L’Associazione nazionale magistrati punta il dito contro il cosiddetto decreto anti-rave, il provvedimento del Governo Meloni dopo i fatti di Modena.

Il presidente dell’Anm, Giuseppe Santalucia, durante la sua audizione in Commissione Giustizia del Senato, ha così commentato la legge: «la norma che introduce il criterio del pericolo per l’ordine pubblico, la salute pubblica e l’incolumità è troppo generica, troppo vaga e, per questa sua vaghezza rischia di non raggiungere il suo obiettivo: soprattutto non viene in alcun modo descritto il pericolo a cui fa riferimento».
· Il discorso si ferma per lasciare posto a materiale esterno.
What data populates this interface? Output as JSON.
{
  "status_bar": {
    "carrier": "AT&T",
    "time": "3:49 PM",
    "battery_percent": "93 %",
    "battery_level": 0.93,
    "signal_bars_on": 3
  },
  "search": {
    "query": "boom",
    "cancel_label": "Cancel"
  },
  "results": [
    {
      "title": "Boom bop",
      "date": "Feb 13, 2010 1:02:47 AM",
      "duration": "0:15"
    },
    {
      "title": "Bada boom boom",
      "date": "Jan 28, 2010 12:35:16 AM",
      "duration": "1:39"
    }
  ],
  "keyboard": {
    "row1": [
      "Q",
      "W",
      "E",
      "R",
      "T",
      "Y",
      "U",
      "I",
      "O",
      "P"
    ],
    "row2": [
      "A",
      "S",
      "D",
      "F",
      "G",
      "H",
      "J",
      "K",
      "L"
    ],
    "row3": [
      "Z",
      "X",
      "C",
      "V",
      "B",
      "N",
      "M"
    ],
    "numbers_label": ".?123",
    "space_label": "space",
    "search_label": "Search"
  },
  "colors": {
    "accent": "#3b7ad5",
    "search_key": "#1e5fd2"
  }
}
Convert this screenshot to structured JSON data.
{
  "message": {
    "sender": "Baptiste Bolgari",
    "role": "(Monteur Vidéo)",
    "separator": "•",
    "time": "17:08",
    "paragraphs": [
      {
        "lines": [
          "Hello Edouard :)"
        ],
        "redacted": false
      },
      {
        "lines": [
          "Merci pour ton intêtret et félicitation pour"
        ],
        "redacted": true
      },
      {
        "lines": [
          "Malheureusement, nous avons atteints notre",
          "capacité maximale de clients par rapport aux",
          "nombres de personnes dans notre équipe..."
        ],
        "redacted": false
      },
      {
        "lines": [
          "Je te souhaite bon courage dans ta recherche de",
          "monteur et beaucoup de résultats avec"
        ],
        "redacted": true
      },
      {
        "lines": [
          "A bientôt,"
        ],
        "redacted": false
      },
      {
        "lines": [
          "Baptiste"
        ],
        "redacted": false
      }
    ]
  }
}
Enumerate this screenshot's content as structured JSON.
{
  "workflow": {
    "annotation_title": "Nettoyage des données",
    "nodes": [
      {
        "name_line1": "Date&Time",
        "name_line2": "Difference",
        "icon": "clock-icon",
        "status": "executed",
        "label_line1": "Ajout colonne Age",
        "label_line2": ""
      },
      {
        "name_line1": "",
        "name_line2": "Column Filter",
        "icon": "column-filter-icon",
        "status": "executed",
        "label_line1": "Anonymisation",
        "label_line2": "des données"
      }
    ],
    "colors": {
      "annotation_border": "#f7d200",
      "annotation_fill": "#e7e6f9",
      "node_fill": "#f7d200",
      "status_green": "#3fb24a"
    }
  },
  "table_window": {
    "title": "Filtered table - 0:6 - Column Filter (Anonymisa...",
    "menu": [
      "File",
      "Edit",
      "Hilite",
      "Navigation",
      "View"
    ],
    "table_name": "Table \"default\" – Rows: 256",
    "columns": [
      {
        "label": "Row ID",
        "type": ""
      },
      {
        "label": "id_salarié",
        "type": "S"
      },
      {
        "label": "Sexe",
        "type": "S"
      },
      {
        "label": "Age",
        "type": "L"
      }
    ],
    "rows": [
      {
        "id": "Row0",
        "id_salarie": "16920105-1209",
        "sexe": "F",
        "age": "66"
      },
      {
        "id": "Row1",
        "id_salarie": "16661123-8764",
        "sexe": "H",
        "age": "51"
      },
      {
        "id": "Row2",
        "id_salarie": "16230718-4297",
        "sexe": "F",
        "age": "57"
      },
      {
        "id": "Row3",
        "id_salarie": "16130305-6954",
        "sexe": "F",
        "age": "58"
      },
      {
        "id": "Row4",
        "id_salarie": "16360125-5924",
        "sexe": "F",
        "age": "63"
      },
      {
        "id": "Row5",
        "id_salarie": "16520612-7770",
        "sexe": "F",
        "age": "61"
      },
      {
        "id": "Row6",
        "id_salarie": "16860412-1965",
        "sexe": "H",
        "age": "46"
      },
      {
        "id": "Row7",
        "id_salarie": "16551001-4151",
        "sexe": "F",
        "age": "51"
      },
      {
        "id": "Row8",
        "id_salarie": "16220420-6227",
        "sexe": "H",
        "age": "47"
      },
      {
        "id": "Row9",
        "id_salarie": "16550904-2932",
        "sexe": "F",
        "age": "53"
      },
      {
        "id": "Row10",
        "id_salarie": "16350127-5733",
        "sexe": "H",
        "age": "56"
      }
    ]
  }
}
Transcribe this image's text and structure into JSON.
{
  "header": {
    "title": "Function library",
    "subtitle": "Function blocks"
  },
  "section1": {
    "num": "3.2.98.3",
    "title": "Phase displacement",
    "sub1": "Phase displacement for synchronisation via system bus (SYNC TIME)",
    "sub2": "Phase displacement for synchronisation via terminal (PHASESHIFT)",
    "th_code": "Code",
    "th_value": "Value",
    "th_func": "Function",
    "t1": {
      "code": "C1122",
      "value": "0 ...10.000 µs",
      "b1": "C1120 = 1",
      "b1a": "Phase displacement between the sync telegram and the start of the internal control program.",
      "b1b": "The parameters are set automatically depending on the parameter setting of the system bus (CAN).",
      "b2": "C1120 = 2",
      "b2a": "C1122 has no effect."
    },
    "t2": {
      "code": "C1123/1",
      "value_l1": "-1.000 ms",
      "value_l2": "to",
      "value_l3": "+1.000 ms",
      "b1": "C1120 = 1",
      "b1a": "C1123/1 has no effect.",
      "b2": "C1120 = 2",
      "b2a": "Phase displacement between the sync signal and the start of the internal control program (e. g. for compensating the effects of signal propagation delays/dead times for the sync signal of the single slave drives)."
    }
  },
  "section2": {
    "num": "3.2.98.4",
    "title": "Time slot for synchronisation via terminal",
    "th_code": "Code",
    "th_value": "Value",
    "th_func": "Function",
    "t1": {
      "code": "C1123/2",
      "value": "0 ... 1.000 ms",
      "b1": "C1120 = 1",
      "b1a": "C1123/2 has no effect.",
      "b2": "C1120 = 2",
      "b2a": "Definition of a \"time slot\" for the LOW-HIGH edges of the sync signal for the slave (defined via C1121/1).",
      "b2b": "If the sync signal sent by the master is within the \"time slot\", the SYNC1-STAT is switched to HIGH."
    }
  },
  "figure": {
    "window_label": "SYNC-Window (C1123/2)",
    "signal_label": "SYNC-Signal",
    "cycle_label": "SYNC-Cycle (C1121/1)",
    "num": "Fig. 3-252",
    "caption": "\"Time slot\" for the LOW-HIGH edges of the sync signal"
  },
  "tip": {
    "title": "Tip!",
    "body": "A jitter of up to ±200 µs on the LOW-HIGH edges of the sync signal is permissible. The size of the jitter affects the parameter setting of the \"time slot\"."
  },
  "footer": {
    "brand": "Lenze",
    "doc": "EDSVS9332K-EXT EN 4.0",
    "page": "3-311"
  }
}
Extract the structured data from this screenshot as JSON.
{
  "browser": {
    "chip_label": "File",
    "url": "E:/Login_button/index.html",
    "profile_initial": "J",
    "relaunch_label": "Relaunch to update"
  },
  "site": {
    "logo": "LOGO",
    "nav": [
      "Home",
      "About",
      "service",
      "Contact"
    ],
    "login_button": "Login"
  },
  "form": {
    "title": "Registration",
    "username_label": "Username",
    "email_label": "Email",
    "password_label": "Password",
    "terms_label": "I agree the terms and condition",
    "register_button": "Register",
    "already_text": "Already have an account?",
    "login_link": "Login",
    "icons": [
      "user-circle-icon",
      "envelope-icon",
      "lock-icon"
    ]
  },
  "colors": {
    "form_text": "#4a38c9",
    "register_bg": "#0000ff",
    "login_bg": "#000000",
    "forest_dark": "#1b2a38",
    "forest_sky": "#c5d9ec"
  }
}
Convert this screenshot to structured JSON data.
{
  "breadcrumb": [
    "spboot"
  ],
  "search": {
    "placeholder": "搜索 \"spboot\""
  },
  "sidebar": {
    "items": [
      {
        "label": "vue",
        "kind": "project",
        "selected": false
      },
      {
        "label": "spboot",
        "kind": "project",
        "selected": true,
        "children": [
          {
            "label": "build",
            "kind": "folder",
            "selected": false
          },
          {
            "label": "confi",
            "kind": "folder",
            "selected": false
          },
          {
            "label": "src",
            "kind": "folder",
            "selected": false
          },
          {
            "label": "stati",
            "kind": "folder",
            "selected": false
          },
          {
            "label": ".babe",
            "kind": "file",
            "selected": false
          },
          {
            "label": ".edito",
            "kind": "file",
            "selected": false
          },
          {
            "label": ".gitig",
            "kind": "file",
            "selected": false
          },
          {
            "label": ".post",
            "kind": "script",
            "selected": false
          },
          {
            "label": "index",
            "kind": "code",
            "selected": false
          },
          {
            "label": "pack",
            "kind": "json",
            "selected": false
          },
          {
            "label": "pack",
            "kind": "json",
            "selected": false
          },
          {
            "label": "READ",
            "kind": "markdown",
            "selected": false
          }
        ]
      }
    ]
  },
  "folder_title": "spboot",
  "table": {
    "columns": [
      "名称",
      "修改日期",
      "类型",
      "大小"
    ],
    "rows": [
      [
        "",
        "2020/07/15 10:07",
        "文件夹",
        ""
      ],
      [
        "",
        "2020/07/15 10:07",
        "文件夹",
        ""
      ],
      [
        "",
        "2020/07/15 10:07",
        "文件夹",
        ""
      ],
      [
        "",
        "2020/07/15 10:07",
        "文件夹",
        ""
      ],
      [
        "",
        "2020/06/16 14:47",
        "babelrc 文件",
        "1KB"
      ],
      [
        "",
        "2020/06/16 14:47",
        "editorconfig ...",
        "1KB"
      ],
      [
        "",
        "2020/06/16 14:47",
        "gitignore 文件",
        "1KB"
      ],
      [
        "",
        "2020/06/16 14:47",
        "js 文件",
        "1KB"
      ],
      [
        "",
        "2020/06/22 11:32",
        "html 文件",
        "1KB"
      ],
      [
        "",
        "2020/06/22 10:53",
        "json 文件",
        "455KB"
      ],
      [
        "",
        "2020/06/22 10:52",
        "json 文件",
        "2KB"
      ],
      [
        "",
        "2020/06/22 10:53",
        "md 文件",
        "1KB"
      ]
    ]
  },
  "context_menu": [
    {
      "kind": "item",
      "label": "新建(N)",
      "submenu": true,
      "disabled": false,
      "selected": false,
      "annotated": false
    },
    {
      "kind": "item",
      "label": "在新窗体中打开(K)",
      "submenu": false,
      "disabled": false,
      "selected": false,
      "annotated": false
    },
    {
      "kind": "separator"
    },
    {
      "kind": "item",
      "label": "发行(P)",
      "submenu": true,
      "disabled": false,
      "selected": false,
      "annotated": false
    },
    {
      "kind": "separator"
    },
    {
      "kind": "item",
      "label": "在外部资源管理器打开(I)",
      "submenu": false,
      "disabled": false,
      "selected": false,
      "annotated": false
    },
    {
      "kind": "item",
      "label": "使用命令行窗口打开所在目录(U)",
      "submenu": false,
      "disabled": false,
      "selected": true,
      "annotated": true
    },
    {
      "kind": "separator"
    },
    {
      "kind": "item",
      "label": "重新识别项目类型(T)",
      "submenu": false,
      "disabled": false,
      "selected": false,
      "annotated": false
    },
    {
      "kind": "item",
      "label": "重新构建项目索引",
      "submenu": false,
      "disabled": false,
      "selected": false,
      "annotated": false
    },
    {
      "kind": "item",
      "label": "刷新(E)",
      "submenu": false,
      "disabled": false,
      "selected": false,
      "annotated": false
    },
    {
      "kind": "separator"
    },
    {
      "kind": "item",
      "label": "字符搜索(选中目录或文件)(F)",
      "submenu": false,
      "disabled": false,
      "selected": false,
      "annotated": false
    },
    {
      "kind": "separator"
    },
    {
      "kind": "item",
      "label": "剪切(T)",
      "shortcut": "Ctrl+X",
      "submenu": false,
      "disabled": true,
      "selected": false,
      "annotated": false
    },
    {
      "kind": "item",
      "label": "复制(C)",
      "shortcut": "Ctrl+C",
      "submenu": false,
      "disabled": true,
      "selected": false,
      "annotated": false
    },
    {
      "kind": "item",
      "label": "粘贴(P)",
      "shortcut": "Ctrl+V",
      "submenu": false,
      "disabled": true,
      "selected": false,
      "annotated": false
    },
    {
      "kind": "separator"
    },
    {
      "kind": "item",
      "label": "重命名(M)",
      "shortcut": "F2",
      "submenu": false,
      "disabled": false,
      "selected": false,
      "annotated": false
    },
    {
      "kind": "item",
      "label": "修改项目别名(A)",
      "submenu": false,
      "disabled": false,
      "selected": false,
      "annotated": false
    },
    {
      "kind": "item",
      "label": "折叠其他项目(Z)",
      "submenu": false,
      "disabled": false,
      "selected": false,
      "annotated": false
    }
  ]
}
E ancora: «si tratta di una anticipazione eccessiva della soglia della punibilità. Il riferimento al pericolo di uno scollamento dal principio di materialità del reato e di tassatività della fattispecie. Peraltro, la costruzione intorno al concetto di invasione arbitraria, tipico della tutela del patrimonio, compromette il raggiungimento delle finalità di tutela sottese all’intervento d’urgenza».

Il presidente dell’Unione delle Camere penali Giandomenico Caiazza, dal canto suo, ha espresso “forti dubbi sulla sussistenza dei requisiti di necessità grave e urgenza” che giustificano il ricorso al decreto legge, a maggior ragione di fronte alla “eterogeneità” del contenuto del provvedimento. «Un buon legislatore dovrebbe evitare la promulgazione di leggi facilmente esposte a successivi incidenti di costituzionalità», ha commentato Caiazza.